Error : unable to find or load main class org.apache.spark.deploy.SparkSubmit
Caused by : java.lang.ClassNotFoundException: org.apache.spark.deploy.SparkSubmit
Traceback (most recent call last):
  File "d:\Users\azeve\Desktop\École\MT4\DEVOPS\RENDU_DEVOPS_MT4\src\main.py", line 40, in <module>
    spark = SparkSession.builder.master(f'spark://spark-master:7077').appName("SimpleApp").getOrCreate()
  File "D:\Users\azeve\Desktop\École\MT4\DEVOPS\RENDU_DEVOPS_MT4\.venv\lib\site-packages\pyspark\sql\session.py", line 497, in getOrCreate
    sc = SparkContext.getOrCreate(sparkConf)
  File "D:\Users\azeve\Desktop\École\MT4\DEVOPS\RENDU_DEVOPS_MT4\.venv\lib\site-packages\pyspark\context.py", line 515, in getOrCreate
    SparkContext(conf=conf or SparkConf())
  File "D:\Users\azeve\Desktop\École\MT4\DEVOPS\RENDU_DEVOPS_MT4\.venv\lib\site-packages\pyspark\context.py", line 201, in __init__
    SparkContext._ensure_initialized(self, gateway=gateway, conf=conf)
  File "D:\Users\azeve\Desktop\École\MT4\DEVOPS\RENDU_DEVOPS_MT4\.venv\lib\site-packages\pyspark\context.py", line 436, in _ensure_initialized
    SparkContext._gateway = gateway or launch_gateway(conf)
  File "D:\Users\azeve\Desktop\École\MT4\DEVOPS\RENDU_DEVOPS_MT4\.venv\lib\site-packages\pyspark\java_gateway.py", line 107, in launch_gateway
    raise PySparkRuntimeError(
pyspark.errors.exceptions.base.PySparkRuntimeError: [JAVA_GATEWAY_EXITED] Java gateway process exited before sending its port number.

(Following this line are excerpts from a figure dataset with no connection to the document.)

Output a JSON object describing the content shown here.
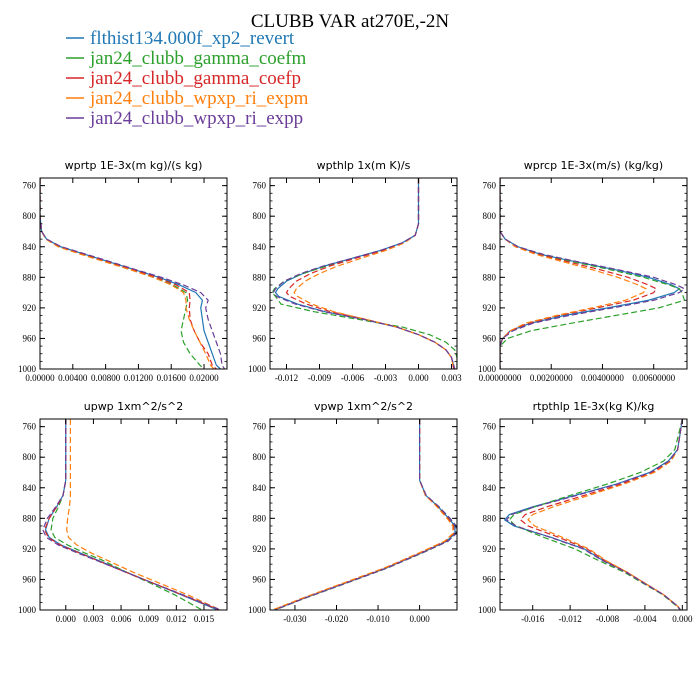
{
  "title": "CLUBB VAR at270E,-2N",
  "legend": [
    {
      "label": "flthist134.000f_xp2_revert",
      "color": "#1f77b4",
      "dash": ""
    },
    {
      "label": "jan24_clubb_gamma_coefm",
      "color": "#2ca02c",
      "dash": "6,3"
    },
    {
      "label": "jan24_clubb_gamma_coefp",
      "color": "#d62728",
      "dash": "6,3"
    },
    {
      "label": "jan24_clubb_wpxp_ri_expm",
      "color": "#ff7f0e",
      "dash": "6,3"
    },
    {
      "label": "jan24_clubb_wpxp_ri_expp",
      "color": "#6a3d9a",
      "dash": "6,3"
    }
  ],
  "chart_data": [
    {
      "type": "line",
      "title": "wprtp  1E-3x(m kg)/(s kg)",
      "ylim": [
        1000,
        750
      ],
      "yticks": [
        760,
        800,
        840,
        880,
        920,
        960,
        1000
      ],
      "xlim": [
        0.0,
        0.0228
      ],
      "xticks": [
        0.0,
        0.004,
        0.008,
        0.012,
        0.016,
        0.02
      ],
      "xticklabels": [
        "0.00000",
        "0.00400",
        "0.00800",
        "0.01200",
        "0.01600",
        "0.02000"
      ],
      "y": [
        750,
        800,
        820,
        830,
        840,
        850,
        860,
        870,
        880,
        890,
        900,
        910,
        920,
        935,
        950,
        965,
        980,
        995,
        1000
      ],
      "series": [
        {
          "values": [
            0.0,
            0.0,
            0.0002,
            0.0008,
            0.0025,
            0.0055,
            0.0085,
            0.0115,
            0.0145,
            0.017,
            0.019,
            0.0198,
            0.0196,
            0.0198,
            0.02,
            0.0205,
            0.021,
            0.0215,
            0.022
          ]
        },
        {
          "values": [
            0.0,
            0.0,
            0.0002,
            0.0008,
            0.0024,
            0.0053,
            0.0082,
            0.011,
            0.0138,
            0.0162,
            0.0178,
            0.018,
            0.0178,
            0.0175,
            0.0172,
            0.0175,
            0.0183,
            0.0195,
            0.02
          ]
        },
        {
          "values": [
            0.0,
            0.0,
            0.0002,
            0.0008,
            0.0025,
            0.0055,
            0.0084,
            0.0113,
            0.0142,
            0.0166,
            0.0182,
            0.0183,
            0.0182,
            0.0183,
            0.0188,
            0.0195,
            0.0205,
            0.021,
            0.0215
          ]
        },
        {
          "values": [
            0.0,
            0.0,
            0.0002,
            0.0007,
            0.0022,
            0.005,
            0.008,
            0.011,
            0.0138,
            0.016,
            0.0175,
            0.0178,
            0.0178,
            0.0182,
            0.0188,
            0.0195,
            0.0202,
            0.0208,
            0.0212
          ]
        },
        {
          "values": [
            0.0,
            0.0,
            0.0002,
            0.0008,
            0.0026,
            0.0057,
            0.0087,
            0.0117,
            0.0148,
            0.0175,
            0.0196,
            0.0205,
            0.0202,
            0.0205,
            0.021,
            0.0215,
            0.022,
            0.0222,
            0.0225
          ]
        }
      ]
    },
    {
      "type": "line",
      "title": "wpthlp  1x(m K)/s",
      "ylim": [
        1000,
        750
      ],
      "yticks": [
        760,
        800,
        840,
        880,
        920,
        960,
        1000
      ],
      "xlim": [
        -0.0135,
        0.0035
      ],
      "xticks": [
        -0.012,
        -0.009,
        -0.006,
        -0.003,
        0.0,
        0.003
      ],
      "xticklabels": [
        "-0.012",
        "-0.009",
        "-0.006",
        "-0.003",
        "0.000",
        "0.003"
      ],
      "y": [
        750,
        810,
        825,
        835,
        845,
        855,
        865,
        875,
        885,
        895,
        900,
        905,
        915,
        925,
        935,
        945,
        955,
        965,
        975,
        985,
        1000
      ],
      "series": [
        {
          "values": [
            0.0,
            0.0,
            -0.0003,
            -0.0015,
            -0.0035,
            -0.006,
            -0.0085,
            -0.0105,
            -0.012,
            -0.0128,
            -0.013,
            -0.0127,
            -0.011,
            -0.0085,
            -0.005,
            -0.002,
            0.0,
            0.0015,
            0.0025,
            0.003,
            0.0033
          ]
        },
        {
          "values": [
            0.0,
            0.0,
            -0.0003,
            -0.0014,
            -0.0033,
            -0.0058,
            -0.0083,
            -0.0105,
            -0.0122,
            -0.0131,
            -0.0133,
            -0.013,
            -0.0125,
            -0.0095,
            -0.0055,
            -0.0015,
            0.001,
            0.0025,
            0.0033,
            0.0035,
            0.0035
          ]
        },
        {
          "values": [
            0.0,
            0.0,
            -0.0003,
            -0.0014,
            -0.0033,
            -0.0057,
            -0.008,
            -0.0098,
            -0.0111,
            -0.0118,
            -0.012,
            -0.0117,
            -0.0102,
            -0.008,
            -0.0048,
            -0.002,
            0.0,
            0.0015,
            0.0025,
            0.003,
            0.0032
          ]
        },
        {
          "values": [
            0.0,
            0.0,
            -0.0003,
            -0.0013,
            -0.003,
            -0.0052,
            -0.0073,
            -0.009,
            -0.0103,
            -0.0111,
            -0.0113,
            -0.011,
            -0.0097,
            -0.0077,
            -0.0048,
            -0.002,
            0.0,
            0.0015,
            0.0025,
            0.003,
            0.0032
          ]
        },
        {
          "values": [
            0.0,
            0.0,
            -0.0003,
            -0.0015,
            -0.0035,
            -0.006,
            -0.0086,
            -0.0107,
            -0.0122,
            -0.013,
            -0.0132,
            -0.0129,
            -0.0112,
            -0.0086,
            -0.005,
            -0.002,
            0.0,
            0.0015,
            0.0025,
            0.003,
            0.0033
          ]
        }
      ]
    },
    {
      "type": "line",
      "title": "wprcp  1E-3x(m/s) (kg/kg)",
      "ylim": [
        1000,
        750
      ],
      "yticks": [
        760,
        800,
        840,
        880,
        920,
        960,
        1000
      ],
      "xlim": [
        0.0,
        0.0073
      ],
      "xticks": [
        0.0,
        0.002,
        0.004,
        0.006
      ],
      "xticklabels": [
        "0.00000000",
        "0.00200000",
        "0.00400000",
        "0.00600000"
      ],
      "y": [
        750,
        820,
        830,
        840,
        850,
        860,
        870,
        880,
        890,
        895,
        900,
        910,
        920,
        930,
        940,
        950,
        960,
        970,
        1000
      ],
      "series": [
        {
          "values": [
            0.0,
            0.0,
            0.0002,
            0.0007,
            0.0016,
            0.003,
            0.0045,
            0.0058,
            0.0067,
            0.007,
            0.0068,
            0.0058,
            0.0042,
            0.0025,
            0.0012,
            0.0004,
            0.0001,
            0.0,
            0.0
          ]
        },
        {
          "values": [
            0.0,
            0.0,
            0.0002,
            0.0007,
            0.0016,
            0.0029,
            0.0043,
            0.0056,
            0.0066,
            0.007,
            0.0071,
            0.0072,
            0.0062,
            0.0045,
            0.0028,
            0.0012,
            0.0003,
            0.0,
            0.0
          ]
        },
        {
          "values": [
            0.0,
            0.0,
            0.0002,
            0.0006,
            0.0015,
            0.0027,
            0.0039,
            0.005,
            0.0058,
            0.0061,
            0.006,
            0.0052,
            0.0038,
            0.0023,
            0.0011,
            0.0004,
            0.0001,
            0.0,
            0.0
          ]
        },
        {
          "values": [
            0.0,
            0.0,
            0.0002,
            0.0006,
            0.0014,
            0.0025,
            0.0036,
            0.0046,
            0.0054,
            0.0057,
            0.0056,
            0.0049,
            0.0036,
            0.0022,
            0.001,
            0.0004,
            0.0001,
            0.0,
            0.0
          ]
        },
        {
          "values": [
            0.0,
            0.0,
            0.0002,
            0.0007,
            0.0017,
            0.0031,
            0.0046,
            0.006,
            0.0069,
            0.0072,
            0.007,
            0.006,
            0.0044,
            0.0027,
            0.0013,
            0.0005,
            0.0001,
            0.0,
            0.0
          ]
        }
      ]
    },
    {
      "type": "line",
      "title": "upwp  1xm^2/s^2",
      "ylim": [
        1000,
        750
      ],
      "yticks": [
        760,
        800,
        840,
        880,
        920,
        960,
        1000
      ],
      "xlim": [
        -0.0028,
        0.0175
      ],
      "xticks": [
        0.0,
        0.003,
        0.006,
        0.009,
        0.012,
        0.015
      ],
      "xticklabels": [
        "0.000",
        "0.003",
        "0.006",
        "0.009",
        "0.012",
        "0.015"
      ],
      "y": [
        750,
        830,
        850,
        865,
        880,
        895,
        905,
        915,
        925,
        935,
        950,
        965,
        980,
        1000
      ],
      "series": [
        {
          "values": [
            0.0,
            0.0,
            -0.0003,
            -0.001,
            -0.0018,
            -0.0022,
            -0.0018,
            -0.0005,
            0.0015,
            0.0035,
            0.0065,
            0.0095,
            0.0125,
            0.0165
          ]
        },
        {
          "values": [
            0.0,
            0.0,
            -0.0003,
            -0.0008,
            -0.0014,
            -0.0016,
            -0.0012,
            0.0002,
            0.002,
            0.004,
            0.0065,
            0.0092,
            0.0118,
            0.0148
          ]
        },
        {
          "values": [
            0.0,
            0.0,
            -0.0003,
            -0.001,
            -0.0018,
            -0.0023,
            -0.0019,
            -0.0006,
            0.0014,
            0.0034,
            0.0064,
            0.0095,
            0.0126,
            0.0167
          ]
        },
        {
          "values": [
            0.0005,
            0.0005,
            0.0005,
            0.0004,
            0.0002,
            0.0001,
            0.0003,
            0.0012,
            0.0027,
            0.0045,
            0.0072,
            0.0102,
            0.0132,
            0.0168
          ]
        },
        {
          "values": [
            0.0,
            0.0,
            -0.0003,
            -0.0011,
            -0.002,
            -0.0025,
            -0.0021,
            -0.0008,
            0.0012,
            0.0033,
            0.0064,
            0.0095,
            0.0127,
            0.0168
          ]
        }
      ]
    },
    {
      "type": "line",
      "title": "vpwp  1xm^2/s^2",
      "ylim": [
        1000,
        750
      ],
      "yticks": [
        760,
        800,
        840,
        880,
        920,
        960,
        1000
      ],
      "xlim": [
        -0.036,
        0.009
      ],
      "xticks": [
        -0.03,
        -0.02,
        -0.01,
        0.0
      ],
      "xticklabels": [
        "-0.030",
        "-0.020",
        "-0.010",
        "0.000"
      ],
      "y": [
        750,
        830,
        850,
        865,
        880,
        890,
        900,
        910,
        925,
        945,
        965,
        985,
        1000
      ],
      "series": [
        {
          "values": [
            0.0,
            0.0,
            0.0015,
            0.0045,
            0.007,
            0.0085,
            0.0085,
            0.0065,
            0.0005,
            -0.008,
            -0.018,
            -0.028,
            -0.035
          ]
        },
        {
          "values": [
            0.0,
            0.0,
            0.0015,
            0.0047,
            0.0073,
            0.0088,
            0.0088,
            0.0068,
            0.0008,
            -0.0077,
            -0.0177,
            -0.0278,
            -0.0348
          ]
        },
        {
          "values": [
            0.0,
            0.0,
            0.0014,
            0.0043,
            0.0068,
            0.0082,
            0.0082,
            0.0062,
            0.0002,
            -0.0083,
            -0.0183,
            -0.0283,
            -0.0352
          ]
        },
        {
          "values": [
            0.0,
            0.0,
            0.0014,
            0.0042,
            0.0066,
            0.008,
            0.008,
            0.006,
            0.0,
            -0.0085,
            -0.0185,
            -0.0285,
            -0.0354
          ]
        },
        {
          "values": [
            0.0,
            0.0,
            0.0016,
            0.0047,
            0.0073,
            0.0088,
            0.0088,
            0.0068,
            0.0007,
            -0.0078,
            -0.0178,
            -0.0279,
            -0.0349
          ]
        }
      ]
    },
    {
      "type": "line",
      "title": "rtpthlp  1E-3x(kg K)/kg",
      "ylim": [
        1000,
        750
      ],
      "yticks": [
        760,
        800,
        840,
        880,
        920,
        960,
        1000
      ],
      "xlim": [
        -0.0195,
        0.0005
      ],
      "xticks": [
        -0.016,
        -0.012,
        -0.008,
        -0.004,
        0.0
      ],
      "xticklabels": [
        "-0.016",
        "-0.012",
        "-0.008",
        "-0.004",
        "0.000"
      ],
      "y": [
        750,
        790,
        805,
        820,
        835,
        850,
        865,
        875,
        882,
        890,
        905,
        920,
        935,
        950,
        965,
        980,
        995,
        1000
      ],
      "series": [
        {
          "values": [
            0.0,
            -0.0005,
            -0.0015,
            -0.0035,
            -0.007,
            -0.0115,
            -0.016,
            -0.0185,
            -0.019,
            -0.018,
            -0.014,
            -0.0105,
            -0.0085,
            -0.006,
            -0.004,
            -0.002,
            -0.0005,
            -0.0002
          ]
        },
        {
          "values": [
            0.0,
            -0.0008,
            -0.002,
            -0.0045,
            -0.008,
            -0.012,
            -0.0158,
            -0.018,
            -0.0185,
            -0.0178,
            -0.0148,
            -0.0115,
            -0.009,
            -0.0063,
            -0.0042,
            -0.0021,
            -0.0006,
            -0.0002
          ]
        },
        {
          "values": [
            0.0,
            -0.0005,
            -0.0013,
            -0.0032,
            -0.0065,
            -0.0105,
            -0.0145,
            -0.0168,
            -0.0173,
            -0.0165,
            -0.0132,
            -0.0102,
            -0.0083,
            -0.006,
            -0.004,
            -0.002,
            -0.0005,
            -0.0002
          ]
        },
        {
          "values": [
            0.0,
            -0.0005,
            -0.0012,
            -0.003,
            -0.0062,
            -0.01,
            -0.0138,
            -0.016,
            -0.0165,
            -0.0158,
            -0.0128,
            -0.01,
            -0.0082,
            -0.006,
            -0.004,
            -0.002,
            -0.0005,
            -0.0002
          ]
        },
        {
          "values": [
            0.0,
            -0.0005,
            -0.0014,
            -0.0034,
            -0.0069,
            -0.0113,
            -0.0158,
            -0.0183,
            -0.0188,
            -0.0178,
            -0.0141,
            -0.0106,
            -0.0086,
            -0.0061,
            -0.0041,
            -0.002,
            -0.0005,
            -0.0002
          ]
        }
      ]
    }
  ]
}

As I've seen in several places on the internet,

  • At first, i tried with jdk8 but it didn't work

  • I uninstalled JAVA then installed jdk 11,

  • I also added JAVA_HOME to my path and when I type java -version, I get : openjdk version "11.0.22" 2024-01-16 OpenJDK Runtime Environment Temurin-11.0.22+7 (build 11.0.22+7) OpenJDK 64-Bit Server VM Temurin-11.0.22+7 (build 11.0.22+7, mixed mode) as answer.

  • I was careful to align my PySpark version with that of my Bitnami Spark Cluster in 3.5.0.

  • My python version is Python 3.12.1

  • The ports on my spark master are 8080 for the webUI and 7077 for the Spark.

Here's the code I'm trying to run

from pyspark.sql import SparkSession
from pyspark.conf import SparkConf

from pyspark.sql.types import IntegerType
from pyspark.sql.types import StructField
from pyspark.sql.types import StructType

if __name__ == "__main__":
    
    conf = SparkConf()
    conf.setAll(
        [
            (
                "spark.master",
                "spark://spark-master:7077"
            ),
            ("spark.driver.host", "local[*]"),
            ("spark.submit.deployMode", "client"),
            ("spark.driver.bindAddress", "0.0.0.0"),
            ("spark.app.name", "HelloWorld"),
        ] 
    )
    
    spark = SparkSession.builder.config(conf=conf).getOrCreate()


    df = spark.createDataFrame([("Hello World",)], ["greeting"])
    df.show()

    spark. Stop()

In the pySpark config I tried for "spark.master" :

  • spark://127.0.1.1:7077
  • spark://localhost:7077
  • spark://spark-master:7077
  • spark://host.docker.internal:7077

And have also tried for "spark.driver.host" :

  • The IP of my machine on my internal network
  • Container IP
  • 127.0.0.1
  • localhost

I really hope you can help me, I used this video to set everything up: https://www.youtube.com/watch?v=luiJttJVeBA.


Solution

  • Forget it, I've finally found my trouble, was a PATH problem because of venv. When I did $JAVA_HOME in my python environment, I had the variable return, but I don't know why the script couldn't use it. Everything worked itself out when I launched directly from my terminal without venv.